In April 2019, Springer Nature took an early step forward into the realm of machine-generated content by publishing a machine-generated book, comprising an overview about the latest research on lithium-ion batteries. It was automatically compiled by an algorithm called Beta Writer, developed in collaboration with the Applied Computational Linguistics lab of Goethe University Frankfurt/Main (Germany). The idea behind the book was to use AI technology to help researchers cope with information overload. Beta Writer selects, consumes and processes relevant publications drawn from SpringerLink. It then creates article summaries, with hyperlinked extracted quotes. It automatically creates introductions, a table of contents, and references.

Springer Nature believes that the future of scholarly publishing will include AI technologies that use algorithms, Natural Language Processing, and machine-generated content to create new types of scientific content, both journal articles and books. This is not to say that the role of human authors and researchers will diminish. Niels Peter Thomas, Managing Director Books at Springer Nature, said: “As a global publisher, it is our responsibility to take potential implications and limitations of machine-generated content into consideration, and to provide a reasonable framework for this new type of content for the future.

Henning Schoenenberger, Director Product Data & Metadata Management at Springer Nature, added: “While research articles and books written by researchers and authors will continue to play a crucial role in scientific publishing, we foresee many different content types in academic publishing in the future: from yet entirely human-created content creation to a variety of blended man-machine text generation to entirely machine-generated text. This prototype is a first important milestone we reached, and it will hopefully also initiate a public debate on the opportunities, implications, challenges and potential risks of machine-generated content in scholarly publishing.”

Not Just Springer Nature

Springer Nature is not the only publisher experimenting with AI. Frontiers, an OA publisher introduced, in July 2020, its ARIA (Artificial Intelligence Review Assistant), designed to enhance the peer review process, helping editors, reviewers and authors evaluate manuscript quality. It reads papers and makes recommendations in seconds, assessing parameters such as language quality, integrity of the figures, the possibility of plagiarism, and potential conflicts of interest.

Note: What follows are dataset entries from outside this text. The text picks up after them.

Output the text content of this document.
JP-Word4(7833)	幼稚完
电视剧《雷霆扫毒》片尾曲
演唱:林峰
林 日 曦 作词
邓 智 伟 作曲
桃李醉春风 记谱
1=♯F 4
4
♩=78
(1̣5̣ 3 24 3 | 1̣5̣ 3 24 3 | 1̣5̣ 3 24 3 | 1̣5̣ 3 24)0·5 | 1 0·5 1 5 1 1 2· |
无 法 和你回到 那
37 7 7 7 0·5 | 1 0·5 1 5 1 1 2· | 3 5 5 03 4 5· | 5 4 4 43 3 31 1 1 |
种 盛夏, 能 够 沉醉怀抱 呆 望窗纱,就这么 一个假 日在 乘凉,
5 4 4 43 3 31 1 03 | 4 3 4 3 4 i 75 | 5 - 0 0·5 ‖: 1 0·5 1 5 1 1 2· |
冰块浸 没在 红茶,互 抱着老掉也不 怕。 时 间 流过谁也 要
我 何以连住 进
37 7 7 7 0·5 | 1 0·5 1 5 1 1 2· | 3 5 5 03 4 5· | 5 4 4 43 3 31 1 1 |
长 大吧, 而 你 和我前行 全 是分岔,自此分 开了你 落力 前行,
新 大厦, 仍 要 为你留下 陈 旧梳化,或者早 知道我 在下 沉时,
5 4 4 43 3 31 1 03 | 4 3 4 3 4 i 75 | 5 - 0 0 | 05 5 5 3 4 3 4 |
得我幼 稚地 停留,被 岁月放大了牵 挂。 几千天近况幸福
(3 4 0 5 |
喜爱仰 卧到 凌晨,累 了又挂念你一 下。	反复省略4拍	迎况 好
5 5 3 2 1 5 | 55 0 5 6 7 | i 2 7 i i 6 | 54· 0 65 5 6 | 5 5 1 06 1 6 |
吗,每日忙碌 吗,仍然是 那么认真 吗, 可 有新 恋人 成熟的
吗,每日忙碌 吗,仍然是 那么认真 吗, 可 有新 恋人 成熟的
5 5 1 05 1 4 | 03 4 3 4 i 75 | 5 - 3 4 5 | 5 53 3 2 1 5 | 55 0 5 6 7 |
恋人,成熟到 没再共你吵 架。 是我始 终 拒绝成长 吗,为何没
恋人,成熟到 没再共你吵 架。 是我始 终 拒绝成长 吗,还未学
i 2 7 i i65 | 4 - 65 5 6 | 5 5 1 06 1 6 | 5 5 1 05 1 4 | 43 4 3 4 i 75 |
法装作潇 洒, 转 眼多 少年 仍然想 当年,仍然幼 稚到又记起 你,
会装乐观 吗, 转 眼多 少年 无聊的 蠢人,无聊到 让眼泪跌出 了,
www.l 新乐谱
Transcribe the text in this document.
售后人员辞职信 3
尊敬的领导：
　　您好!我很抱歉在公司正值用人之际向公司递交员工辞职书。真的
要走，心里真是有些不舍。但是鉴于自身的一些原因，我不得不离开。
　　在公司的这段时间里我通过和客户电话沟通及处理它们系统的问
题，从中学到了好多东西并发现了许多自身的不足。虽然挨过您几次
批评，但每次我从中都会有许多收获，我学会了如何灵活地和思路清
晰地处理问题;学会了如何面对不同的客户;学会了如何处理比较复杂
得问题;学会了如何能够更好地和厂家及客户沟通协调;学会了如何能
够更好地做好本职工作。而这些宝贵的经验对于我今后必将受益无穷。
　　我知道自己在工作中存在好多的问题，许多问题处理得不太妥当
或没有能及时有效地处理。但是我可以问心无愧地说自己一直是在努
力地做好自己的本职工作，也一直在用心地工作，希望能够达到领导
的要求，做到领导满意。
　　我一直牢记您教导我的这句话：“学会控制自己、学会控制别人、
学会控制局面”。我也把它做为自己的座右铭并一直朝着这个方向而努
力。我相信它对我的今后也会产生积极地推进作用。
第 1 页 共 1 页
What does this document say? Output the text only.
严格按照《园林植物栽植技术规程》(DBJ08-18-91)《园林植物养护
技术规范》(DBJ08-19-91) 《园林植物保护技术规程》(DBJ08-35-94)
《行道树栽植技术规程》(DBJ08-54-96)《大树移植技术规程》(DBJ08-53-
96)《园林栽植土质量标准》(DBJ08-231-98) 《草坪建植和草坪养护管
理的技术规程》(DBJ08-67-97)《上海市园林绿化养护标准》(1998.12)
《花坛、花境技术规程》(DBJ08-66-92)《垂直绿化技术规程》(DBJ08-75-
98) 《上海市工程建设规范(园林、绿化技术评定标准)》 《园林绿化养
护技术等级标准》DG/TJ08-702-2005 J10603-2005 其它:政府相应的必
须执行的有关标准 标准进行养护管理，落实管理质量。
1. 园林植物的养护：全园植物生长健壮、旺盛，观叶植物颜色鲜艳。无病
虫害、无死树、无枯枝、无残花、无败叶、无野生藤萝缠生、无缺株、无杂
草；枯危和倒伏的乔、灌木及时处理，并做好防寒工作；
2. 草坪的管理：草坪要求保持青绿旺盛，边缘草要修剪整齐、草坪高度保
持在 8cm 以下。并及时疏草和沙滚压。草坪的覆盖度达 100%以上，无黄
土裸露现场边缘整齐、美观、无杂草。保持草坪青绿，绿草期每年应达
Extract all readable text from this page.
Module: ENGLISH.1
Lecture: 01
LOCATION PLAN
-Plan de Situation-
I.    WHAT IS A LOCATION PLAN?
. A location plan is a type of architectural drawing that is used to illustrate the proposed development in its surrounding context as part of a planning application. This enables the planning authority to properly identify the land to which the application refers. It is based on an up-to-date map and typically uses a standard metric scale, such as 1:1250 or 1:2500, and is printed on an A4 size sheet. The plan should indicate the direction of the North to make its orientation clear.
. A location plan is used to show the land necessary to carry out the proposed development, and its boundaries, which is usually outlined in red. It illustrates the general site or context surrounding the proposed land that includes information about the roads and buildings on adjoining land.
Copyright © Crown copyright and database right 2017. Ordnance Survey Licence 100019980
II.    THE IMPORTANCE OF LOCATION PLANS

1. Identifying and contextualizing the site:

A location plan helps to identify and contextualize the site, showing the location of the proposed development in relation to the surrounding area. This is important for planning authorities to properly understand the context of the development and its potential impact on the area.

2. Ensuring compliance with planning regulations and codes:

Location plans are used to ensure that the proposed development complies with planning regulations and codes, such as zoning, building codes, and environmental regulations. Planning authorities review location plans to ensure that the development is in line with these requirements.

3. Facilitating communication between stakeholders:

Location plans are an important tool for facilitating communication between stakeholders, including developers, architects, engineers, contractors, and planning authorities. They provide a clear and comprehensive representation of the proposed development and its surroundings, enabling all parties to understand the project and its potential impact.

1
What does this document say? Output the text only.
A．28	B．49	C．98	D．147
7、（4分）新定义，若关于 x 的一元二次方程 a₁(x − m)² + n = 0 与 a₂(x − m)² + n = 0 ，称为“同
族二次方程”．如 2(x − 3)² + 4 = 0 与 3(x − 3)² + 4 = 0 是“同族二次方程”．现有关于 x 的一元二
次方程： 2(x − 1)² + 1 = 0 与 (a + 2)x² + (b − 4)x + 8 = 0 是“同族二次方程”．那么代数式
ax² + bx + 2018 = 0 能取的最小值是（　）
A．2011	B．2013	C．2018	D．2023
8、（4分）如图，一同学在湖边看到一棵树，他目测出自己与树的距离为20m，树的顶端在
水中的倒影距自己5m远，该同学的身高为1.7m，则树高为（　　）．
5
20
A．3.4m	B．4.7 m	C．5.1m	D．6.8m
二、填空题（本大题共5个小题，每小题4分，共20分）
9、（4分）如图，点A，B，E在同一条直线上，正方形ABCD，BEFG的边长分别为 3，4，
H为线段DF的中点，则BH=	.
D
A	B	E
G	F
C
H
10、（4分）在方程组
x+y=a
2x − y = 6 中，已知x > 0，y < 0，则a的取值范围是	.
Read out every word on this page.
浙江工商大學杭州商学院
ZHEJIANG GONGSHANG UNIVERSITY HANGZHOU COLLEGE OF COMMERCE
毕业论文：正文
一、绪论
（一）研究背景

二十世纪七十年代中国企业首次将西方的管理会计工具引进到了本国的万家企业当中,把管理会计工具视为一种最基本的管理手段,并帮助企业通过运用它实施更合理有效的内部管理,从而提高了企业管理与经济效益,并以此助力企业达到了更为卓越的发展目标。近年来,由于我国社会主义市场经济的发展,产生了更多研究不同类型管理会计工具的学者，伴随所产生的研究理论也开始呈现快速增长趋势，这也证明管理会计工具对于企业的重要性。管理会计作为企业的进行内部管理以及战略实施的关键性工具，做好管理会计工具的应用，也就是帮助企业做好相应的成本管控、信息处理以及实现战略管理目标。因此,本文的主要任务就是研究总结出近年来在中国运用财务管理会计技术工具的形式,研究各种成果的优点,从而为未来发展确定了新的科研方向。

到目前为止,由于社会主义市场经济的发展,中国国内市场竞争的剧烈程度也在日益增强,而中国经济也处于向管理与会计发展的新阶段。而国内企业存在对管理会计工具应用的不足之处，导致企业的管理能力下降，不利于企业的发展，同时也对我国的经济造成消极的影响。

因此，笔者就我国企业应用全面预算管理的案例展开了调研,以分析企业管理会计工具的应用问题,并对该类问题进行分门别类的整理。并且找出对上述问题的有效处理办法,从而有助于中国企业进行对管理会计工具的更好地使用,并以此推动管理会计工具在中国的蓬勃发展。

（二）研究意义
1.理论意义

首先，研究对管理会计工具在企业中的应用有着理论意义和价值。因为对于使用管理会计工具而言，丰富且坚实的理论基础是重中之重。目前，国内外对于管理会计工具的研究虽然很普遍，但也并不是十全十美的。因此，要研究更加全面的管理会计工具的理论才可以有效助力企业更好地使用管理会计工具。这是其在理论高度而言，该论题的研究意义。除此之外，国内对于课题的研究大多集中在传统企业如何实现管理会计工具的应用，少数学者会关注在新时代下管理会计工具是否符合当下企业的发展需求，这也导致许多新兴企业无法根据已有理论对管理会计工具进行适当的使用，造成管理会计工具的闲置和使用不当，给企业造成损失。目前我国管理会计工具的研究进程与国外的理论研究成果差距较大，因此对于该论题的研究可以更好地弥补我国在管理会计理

UNSILO, a Danish AI and NLP company founded in 2011, has partnered with many scholarly publishers in the past nine years and was acquired by Cactus Communications in March 2020. It has three product lines: Evaluate that helps with manuscript preparation, screening and publication; Classify to support publishers' packaging and selling capabilities; and Recommend that boosts publishers' discovery of new and existing research while increasing website page views.

Challenges of AI Technologies Applied to Scholarly Publishing

The role of machine-generated content and other AI technologies remains in flux. There is obvious interest in using the technologies to save editors' time, enhance content discoverability, increase understanding of scientific research and bring research findings to publication faster. The assignment of metadata also benefits from AI technologies.

As in other areas, potential bias needs to be considered. Particularly this year, with its belated acknowledgement of inequality in scholarly research and publishing, coupled with the recognition that the situation must change, scrutiny of the peer review process and questions concerning underlying bias in code that perpetuates gender disparities and systemic racism must be addressed. If we can train machine-generated content to eliminate bias, the technology has a bright future. However, if that content merely relies on human-created content, replete with historical implicit bias, the promise the technology holds could be lost.